The step taken in our case was to explain the procedure and its benefit to the patient in detail. The possible need for intubation should NIV therapy fail within the first 2 hours of use was also explained. Choosing the correct interface, starting with a very low inspiratory positive airway pressure (IPAP) setting of 6–8 cm H2O and setting an expiratory positive airway pressure (EPAP) of 2–4 cm H2O are the key features of successful NIV. The setting can be increased gradually to achieve the desired oxygenation. The difference between IPAP and EPAP should be at least 4 cmH2O. Next, the oxygen requirement was set up followed by holding the mask over the face by hand. Initially, it should not be fixed. If required, EPAP and IPAP settings can be increased in 1–2 cm H2O increments, after which the inspiratory time and rise time should be set. Lastly, the interface was secured to the patient with head straps to avoid excessive air leak [7]. Excessive tightness should be avoided since it can cause intolerance and skin lesions [7].

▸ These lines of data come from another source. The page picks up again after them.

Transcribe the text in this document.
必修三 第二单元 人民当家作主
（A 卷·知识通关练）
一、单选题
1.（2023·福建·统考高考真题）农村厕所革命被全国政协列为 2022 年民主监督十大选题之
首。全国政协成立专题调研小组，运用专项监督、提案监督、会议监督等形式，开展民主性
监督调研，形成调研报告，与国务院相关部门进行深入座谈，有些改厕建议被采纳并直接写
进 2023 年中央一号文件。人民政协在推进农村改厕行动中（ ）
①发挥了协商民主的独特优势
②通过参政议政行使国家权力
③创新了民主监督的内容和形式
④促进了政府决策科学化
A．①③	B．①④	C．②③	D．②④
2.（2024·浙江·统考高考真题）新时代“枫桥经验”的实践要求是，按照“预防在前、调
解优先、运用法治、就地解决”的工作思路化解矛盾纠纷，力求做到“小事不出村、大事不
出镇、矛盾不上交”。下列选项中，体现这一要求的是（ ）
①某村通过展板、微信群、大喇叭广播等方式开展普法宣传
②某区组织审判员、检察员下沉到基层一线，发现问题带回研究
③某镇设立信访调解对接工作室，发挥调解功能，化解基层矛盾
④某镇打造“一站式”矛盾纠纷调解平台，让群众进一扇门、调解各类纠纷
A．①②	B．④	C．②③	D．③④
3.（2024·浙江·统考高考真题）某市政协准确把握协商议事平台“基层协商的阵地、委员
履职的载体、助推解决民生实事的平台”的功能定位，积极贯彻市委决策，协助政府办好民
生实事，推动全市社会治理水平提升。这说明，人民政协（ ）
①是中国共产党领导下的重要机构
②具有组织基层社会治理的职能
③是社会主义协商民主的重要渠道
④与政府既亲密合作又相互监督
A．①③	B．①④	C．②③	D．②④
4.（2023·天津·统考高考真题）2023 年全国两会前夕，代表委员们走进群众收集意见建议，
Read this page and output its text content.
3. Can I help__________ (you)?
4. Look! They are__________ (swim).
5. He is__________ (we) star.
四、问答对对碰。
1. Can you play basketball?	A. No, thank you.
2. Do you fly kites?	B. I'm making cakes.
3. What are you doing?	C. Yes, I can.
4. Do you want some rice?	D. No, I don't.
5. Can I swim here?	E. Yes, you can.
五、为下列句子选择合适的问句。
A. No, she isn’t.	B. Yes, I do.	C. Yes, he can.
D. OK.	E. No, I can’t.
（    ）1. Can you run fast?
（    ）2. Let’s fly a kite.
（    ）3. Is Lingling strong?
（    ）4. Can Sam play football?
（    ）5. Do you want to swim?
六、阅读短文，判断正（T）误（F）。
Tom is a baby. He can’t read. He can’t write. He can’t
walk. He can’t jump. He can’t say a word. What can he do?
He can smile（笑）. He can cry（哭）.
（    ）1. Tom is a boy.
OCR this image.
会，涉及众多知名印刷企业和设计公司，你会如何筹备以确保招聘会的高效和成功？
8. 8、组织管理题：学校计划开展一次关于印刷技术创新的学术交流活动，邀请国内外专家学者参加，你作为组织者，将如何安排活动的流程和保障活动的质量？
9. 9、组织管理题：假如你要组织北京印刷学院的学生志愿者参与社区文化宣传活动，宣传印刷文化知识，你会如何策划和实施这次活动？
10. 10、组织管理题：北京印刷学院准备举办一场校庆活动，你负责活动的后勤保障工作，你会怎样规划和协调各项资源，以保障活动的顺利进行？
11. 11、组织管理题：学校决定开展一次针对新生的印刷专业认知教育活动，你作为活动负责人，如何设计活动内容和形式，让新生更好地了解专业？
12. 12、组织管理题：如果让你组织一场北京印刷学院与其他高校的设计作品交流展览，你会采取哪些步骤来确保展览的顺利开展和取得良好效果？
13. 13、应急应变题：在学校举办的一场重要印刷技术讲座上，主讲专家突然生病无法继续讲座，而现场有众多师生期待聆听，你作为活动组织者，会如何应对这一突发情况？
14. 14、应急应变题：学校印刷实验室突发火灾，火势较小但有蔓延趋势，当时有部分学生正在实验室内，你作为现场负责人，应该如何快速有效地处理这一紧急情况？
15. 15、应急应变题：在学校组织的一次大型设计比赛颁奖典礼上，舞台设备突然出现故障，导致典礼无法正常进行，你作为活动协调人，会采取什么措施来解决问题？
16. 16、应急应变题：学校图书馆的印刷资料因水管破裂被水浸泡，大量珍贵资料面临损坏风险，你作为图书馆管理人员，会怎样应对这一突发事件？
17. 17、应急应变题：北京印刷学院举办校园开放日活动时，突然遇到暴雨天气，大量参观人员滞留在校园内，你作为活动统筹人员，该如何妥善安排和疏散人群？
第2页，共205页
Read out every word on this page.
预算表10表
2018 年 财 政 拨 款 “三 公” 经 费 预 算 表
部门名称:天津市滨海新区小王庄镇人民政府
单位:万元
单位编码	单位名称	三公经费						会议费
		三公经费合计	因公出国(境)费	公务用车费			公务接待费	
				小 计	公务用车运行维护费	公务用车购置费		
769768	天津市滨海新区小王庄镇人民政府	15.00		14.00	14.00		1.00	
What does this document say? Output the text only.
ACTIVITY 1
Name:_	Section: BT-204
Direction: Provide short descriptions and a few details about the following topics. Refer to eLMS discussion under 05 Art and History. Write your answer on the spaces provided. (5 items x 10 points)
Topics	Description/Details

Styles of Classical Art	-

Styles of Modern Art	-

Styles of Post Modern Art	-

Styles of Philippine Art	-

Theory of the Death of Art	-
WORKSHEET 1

Arterial blood gases should be taken hourly during first 2 hours bi-level NIV therapy. If the arterial blood gases show worsening respiratory failure with tachypnea greater than 35 breaths per minute, the patient should be intubated immediately to prevent prolonged hypoxia in the fetus.

Even though a chest radiograph showed worsening pulmonary infiltrates on day 2 of admission, the patient was not intubated because she remained conscious and her respiratory rate (RR) remained between 30 and 35 breaths per minute with good respiratory effort. An improvement in RR was found to be predictor of successful NIV [9]. At that time, the bi-level NIV setting was 12 IPAP and 8 EPAP with fio2 of 70%. The PaO2/FiO 2 was less than 100. Given the patient's worsening condition, she was kept nil by mouth on day 2 of admission. The patient was given intravenous fluid as normal saline 1500 ml over 24 hours for two days. The fluid was given in view of worsening lactate, low concentrated urine output and capillary refill time less than 2 seconds. On day 3 of admission, the fluid was stopped because of suddenly worsening pulmonary infiltrates. Bedside echocardiography was conducted and revealed good heart function. A tracheal aspirates culture result came back as mixed growth. Serial C - reactive protein results showed a decreasing trend. On day 4 of admission, the patient showed signs and symptoms of improvement as evidenced by reduced tachypnea maintained with lower bi-level settings. The patient then was transferred to the general ward and discharged home on day 10 after completing an intravenous antibiotic course. At 38 weeks, the patient vaginally delivered a healthy baby without complication.

Conclusion

NIV can be used in a pregnancy complicated by severe hypoxemic respiratory failure secondary to community acquired pneumonia with a CURB-65 score of 1 and a sequential organ failure assessment (SOFA) score of 4. However, the usage of NIV must be judiciously monitored and reviewed in an ICU during the initial phases of non-invasive bi-level ventilation.

Conflicts of interest

None.

Source of funding

This research did not receive any specific grant from funding agencies in the public, commercial, or not-for-profit sectors.

Declaration and verification

This case report has not been published previously, is not under consideration for publication elsewhere, and has been approved for submission by all authors and the institutional affiliate.